Perubahan paradigma ini sepatutnya datang dari komitmen politik dan kepemimpinan, lanjutnya. Ia mengharapkan bahwa agenda Koalisi Menteri Keuangan Dunia untuk Aksi Perubahan Iklim tak hanya dijalankan Kementerian Keuangan, namun juga dibawa ke kementerian teknis lainnya.
Mengutip siaran pers, Menteri Keuangan Sri Mulyani terpilih pada 10 Februari 2021 sebagai Co-Chair dari Koalisi Menteri Keuangan Dunia untuk Aksi Perubahan Iklim periode 2021-2023 bersama dengan Finlandia. Menurut artikel tersebut, terpilihnya Menteri Keuangan Sri Mulyani menambahkan exposure (paparan), posisi strategis, dan peran Indonesia yang kian penting di dunia internasional.

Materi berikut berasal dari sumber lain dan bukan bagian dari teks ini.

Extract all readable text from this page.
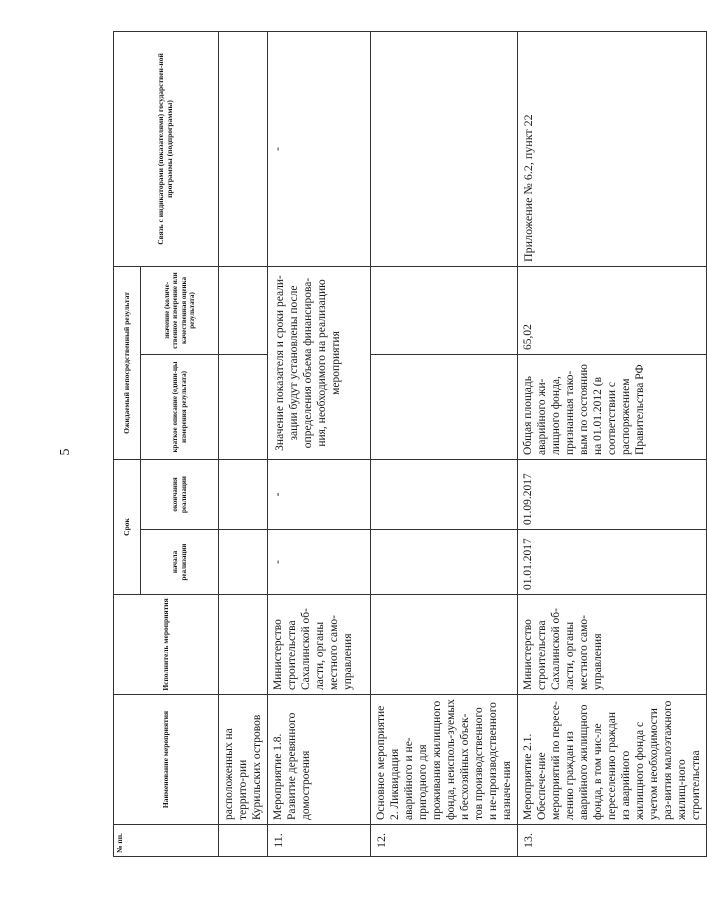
5
№ пп.	Наименование мероприятия	Исполнитель мероприятия	Срок		Ожидаемый непосредственный результат		Связь с индикаторами (показателями) государствен-ной программы (подпрограммы)
			начала реализации	окончания реализации	краткое описание (едини-цы измерения результата)	значение (количе-ственное измерение или качественная оценка результата)	
	расположенных на террито-рии Курильских островов						
11.	Мероприятие 1.8. Развитие деревянного домостроения	Министерство строительства Сахалинской об-ласти, органы местного само-управления	-	-	Значение показателя и сроки реали-зации будут установлены после определения объема финансирова-ния, необходимого на реализацию мероприятия		-
12.	Основное мероприятие 2. Ликвидация аварийного и не-пригодного для проживания жилищного фонда, неисполь-зуемых и бесхозяйных объек-тов производственного и не-производственного назначе-ния						
13.	Мероприятие 2.1. Обеспече-ние мероприятий по пересе-лению граждан из аварийного жилищного фонда, в том чис-ле переселению граждан из аварийного жилищного фонда с учетом необходимости раз-вития малоэтажного жилищ-ного строительства	Министерство строительства Сахалинской об-ласти, органы местного само-управления	01.01.2017	01.09.2017	Общая площадь аварийного жи-лищного фонда, признанная тако-вым по состоянию на 01.01.2012 (в соответствии с распоряжением Правительства РФ	65,02	Приложение № 6.2, пункт 22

Lebih lanjut, Andhyta menjelaskan bahwa kelangkaan sumber daya menjadi tantangan lain di saat ingin meluncurkan program pemulihan hijau, termasuk kendala terbatasnya Anggaran Pendapatan Belanja Negara (APBN). Untuk mengatasi hal ini, ia mengusulkan pemerintah untuk menggali potensi subsidi dan insentif yang ada untuk mendorong pembangunan rendah karbon.
Kalaupun arah kebijakan sudah belok ke pemulihan hijau, tantangan ke depannya ialah untuk mempertahankan program-program tersebut dalam jangka panjang dan mengarahkan pemulihan hijau pasca pandemi untuk mencapai target netralitas karbon, tutur Andhyta. Ia juga mendorong target netralitas karbon yang lebih ambisius.
"Supaya tidak cuma menjadi target saja, tapi benar-benar bisa dicapai," ucap Andhyta.
Indonesia saat ini telah menargetkan mencapai netralitas karbon pada tahun 2060, menurut dokumenLong-term Strategy on Low Carbon and Climate Resilience 2050 yang dipublikasikan pada tahun 2021.